3D tomograms of the cells were acquired every 500 milliseconds to capture the refractive index (RI) and corresponding total protein density distributions before automated, real-time, three-dimensional analysis of the IS between the interacting cells was executed by the deep-learning network. This automatic and quantitative spatiotemporal analyses of IS kinetics, together with morphological and biochemical parameters related to the total protein densities of immune cells, is set to provide new perspectives for immunological studies.

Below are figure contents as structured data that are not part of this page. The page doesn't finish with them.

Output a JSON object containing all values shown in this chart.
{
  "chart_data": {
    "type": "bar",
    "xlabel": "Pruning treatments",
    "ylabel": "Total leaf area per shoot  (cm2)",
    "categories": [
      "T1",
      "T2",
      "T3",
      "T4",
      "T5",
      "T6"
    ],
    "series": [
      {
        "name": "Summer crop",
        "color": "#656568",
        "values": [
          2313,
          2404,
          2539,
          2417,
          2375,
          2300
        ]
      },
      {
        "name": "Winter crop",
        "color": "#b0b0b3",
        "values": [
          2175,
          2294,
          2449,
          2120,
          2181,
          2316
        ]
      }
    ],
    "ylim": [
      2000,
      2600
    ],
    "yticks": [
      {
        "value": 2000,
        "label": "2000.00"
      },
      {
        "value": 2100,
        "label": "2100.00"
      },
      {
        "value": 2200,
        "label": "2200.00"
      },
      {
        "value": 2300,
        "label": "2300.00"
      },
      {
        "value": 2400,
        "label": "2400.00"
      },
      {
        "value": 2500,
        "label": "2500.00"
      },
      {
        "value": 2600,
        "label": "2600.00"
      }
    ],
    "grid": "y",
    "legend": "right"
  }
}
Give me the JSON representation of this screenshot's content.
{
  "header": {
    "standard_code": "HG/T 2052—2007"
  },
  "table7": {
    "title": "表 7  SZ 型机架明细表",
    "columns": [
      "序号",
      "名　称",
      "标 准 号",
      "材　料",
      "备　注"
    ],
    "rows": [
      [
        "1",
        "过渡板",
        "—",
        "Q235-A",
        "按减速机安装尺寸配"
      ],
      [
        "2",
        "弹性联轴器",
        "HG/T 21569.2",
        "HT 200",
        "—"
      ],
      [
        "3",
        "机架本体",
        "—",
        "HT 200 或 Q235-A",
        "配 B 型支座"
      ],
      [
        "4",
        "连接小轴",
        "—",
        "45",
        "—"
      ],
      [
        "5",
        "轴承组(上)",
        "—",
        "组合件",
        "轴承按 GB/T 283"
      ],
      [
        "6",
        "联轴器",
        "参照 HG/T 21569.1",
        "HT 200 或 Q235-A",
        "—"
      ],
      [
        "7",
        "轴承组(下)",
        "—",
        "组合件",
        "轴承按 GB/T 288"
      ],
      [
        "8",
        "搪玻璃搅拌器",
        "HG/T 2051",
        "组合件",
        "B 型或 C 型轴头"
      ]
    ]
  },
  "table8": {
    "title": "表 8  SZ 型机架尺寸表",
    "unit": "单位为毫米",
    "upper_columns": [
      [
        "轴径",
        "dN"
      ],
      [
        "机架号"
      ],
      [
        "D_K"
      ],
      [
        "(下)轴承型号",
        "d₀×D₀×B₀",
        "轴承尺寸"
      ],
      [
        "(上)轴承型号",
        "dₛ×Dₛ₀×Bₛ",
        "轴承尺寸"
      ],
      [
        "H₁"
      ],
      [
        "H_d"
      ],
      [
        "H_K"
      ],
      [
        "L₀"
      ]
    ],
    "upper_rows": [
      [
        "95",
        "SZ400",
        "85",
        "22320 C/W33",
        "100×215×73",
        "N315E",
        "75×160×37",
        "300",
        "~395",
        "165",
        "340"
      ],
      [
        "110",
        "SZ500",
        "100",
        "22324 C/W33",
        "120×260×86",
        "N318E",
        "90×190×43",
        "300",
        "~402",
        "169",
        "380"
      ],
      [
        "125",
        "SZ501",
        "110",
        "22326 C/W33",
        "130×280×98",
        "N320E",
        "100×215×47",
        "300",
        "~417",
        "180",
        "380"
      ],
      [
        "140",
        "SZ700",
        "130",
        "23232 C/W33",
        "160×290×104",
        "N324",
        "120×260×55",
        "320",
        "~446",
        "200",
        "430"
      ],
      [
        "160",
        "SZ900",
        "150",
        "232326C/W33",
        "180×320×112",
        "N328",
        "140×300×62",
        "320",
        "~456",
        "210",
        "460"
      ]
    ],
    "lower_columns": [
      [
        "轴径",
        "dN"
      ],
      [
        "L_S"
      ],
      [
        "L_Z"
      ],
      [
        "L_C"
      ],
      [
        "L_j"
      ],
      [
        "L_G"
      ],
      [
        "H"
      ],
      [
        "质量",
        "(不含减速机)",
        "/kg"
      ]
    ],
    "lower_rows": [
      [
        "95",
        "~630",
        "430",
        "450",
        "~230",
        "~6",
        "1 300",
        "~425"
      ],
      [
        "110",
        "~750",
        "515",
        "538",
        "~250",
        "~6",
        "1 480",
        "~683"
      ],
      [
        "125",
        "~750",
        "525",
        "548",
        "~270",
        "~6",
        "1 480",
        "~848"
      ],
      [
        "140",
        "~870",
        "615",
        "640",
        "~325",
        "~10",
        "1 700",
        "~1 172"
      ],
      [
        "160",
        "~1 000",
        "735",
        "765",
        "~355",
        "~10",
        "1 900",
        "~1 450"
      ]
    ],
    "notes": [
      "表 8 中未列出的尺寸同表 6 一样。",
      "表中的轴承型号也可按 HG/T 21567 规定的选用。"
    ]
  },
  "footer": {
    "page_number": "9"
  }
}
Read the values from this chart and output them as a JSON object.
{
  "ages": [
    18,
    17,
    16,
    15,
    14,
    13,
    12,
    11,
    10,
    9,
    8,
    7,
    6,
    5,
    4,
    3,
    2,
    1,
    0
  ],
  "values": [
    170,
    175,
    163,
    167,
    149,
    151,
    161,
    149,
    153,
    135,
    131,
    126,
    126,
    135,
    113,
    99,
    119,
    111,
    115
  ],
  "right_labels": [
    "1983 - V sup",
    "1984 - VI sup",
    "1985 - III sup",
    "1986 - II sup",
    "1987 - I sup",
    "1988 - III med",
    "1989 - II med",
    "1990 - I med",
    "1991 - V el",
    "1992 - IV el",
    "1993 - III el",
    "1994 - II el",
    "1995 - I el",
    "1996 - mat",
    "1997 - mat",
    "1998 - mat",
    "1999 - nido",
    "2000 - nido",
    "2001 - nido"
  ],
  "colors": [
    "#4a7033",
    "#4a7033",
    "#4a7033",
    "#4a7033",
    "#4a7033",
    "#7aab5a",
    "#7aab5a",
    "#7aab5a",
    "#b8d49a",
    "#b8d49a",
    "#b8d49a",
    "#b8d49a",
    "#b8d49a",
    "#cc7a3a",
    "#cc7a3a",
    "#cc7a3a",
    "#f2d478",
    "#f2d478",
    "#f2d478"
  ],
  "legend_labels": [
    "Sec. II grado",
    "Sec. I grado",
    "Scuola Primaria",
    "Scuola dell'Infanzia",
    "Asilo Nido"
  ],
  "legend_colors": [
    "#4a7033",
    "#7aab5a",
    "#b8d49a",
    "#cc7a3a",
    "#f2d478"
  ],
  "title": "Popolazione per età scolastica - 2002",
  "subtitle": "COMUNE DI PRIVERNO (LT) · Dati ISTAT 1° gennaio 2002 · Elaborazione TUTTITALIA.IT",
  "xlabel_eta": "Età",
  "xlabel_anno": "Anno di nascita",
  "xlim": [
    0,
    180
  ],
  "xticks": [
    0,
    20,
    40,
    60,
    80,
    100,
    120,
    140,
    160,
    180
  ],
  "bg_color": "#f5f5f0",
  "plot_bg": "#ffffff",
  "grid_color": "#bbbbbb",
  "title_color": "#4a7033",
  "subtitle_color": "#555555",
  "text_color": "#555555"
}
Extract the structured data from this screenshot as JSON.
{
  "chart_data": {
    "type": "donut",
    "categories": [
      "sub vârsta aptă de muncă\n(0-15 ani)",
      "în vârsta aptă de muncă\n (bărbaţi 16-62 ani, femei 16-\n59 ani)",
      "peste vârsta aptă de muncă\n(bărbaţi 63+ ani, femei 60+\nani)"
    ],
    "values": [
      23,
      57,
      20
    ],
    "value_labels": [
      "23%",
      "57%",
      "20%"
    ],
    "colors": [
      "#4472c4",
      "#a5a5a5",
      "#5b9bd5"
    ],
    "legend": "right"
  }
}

According to Aubrey Lambert, Chief Marketing Officer at Tomocube, “Many research teams are focused on the study of the Immunological Synapse (IS) in their bid to understand at the nano-scale how immune cells recognize pathogens and malignant cancer cells. Although fluorescence-based techniques have proven useful in imaging this dynamically interacting junction between immune cells and their targets, photo-bleaching, photo-toxicity, and slow imaging limit their ability to address single-cell dynamic imaging successfully.
“Our powerful combination of label-free holotomography microscopy and deep learning-based automated analysis illuminates the 4D IS formation dynamics of CAR-T19 cells. However, the method is easily modified to study other areas in immunological research, ranging from TCR signalling pathways to cytotoxicity of innate immune cells. The next results, which are expected shortly, will highlight the correlative fluorescence imaging now available on the HT-2 microscope, improving the precision and accuracy of the technique and providing the chemical specificities necessary to elucidate the remaining questions about IS formation mechanisms.”
In the increasingly successful fight against cancer, CAR-T immunotherapy has hit the headlines around the world for successfully treating cancer patients, including advanced cases where other available treatments have failed. Although it is a highly complex and potentially risky treatment, CAR-T is the first therapy specifically developed for each individual patient and involves reprogramming the patient’s own immune system. CAR-T treatment takes T-cells from patients and modifies them using advanced genetic engineering to create chimeric antigen receptors (CARs), which programme the T-cells to find and destroy cancer cells when re-introduced.
The HT-2 from Tomocube is the world’s first microscope to combine both holotomography and 3D fluorescence imaging into one unit. Capable of simultaneously capturing high resolution 3D optical diffraction tomography and 3D fluorescence images, the new microscope enables long-term tracking of specific targets in live cells while minimising stress. The capability to easily deliver holotomography and fluorescence correlative analysis in 2D, 3D and 4D will enable researchers and clinicians to open new frontiers in bioscience and better understand, diagnose, and treat disease.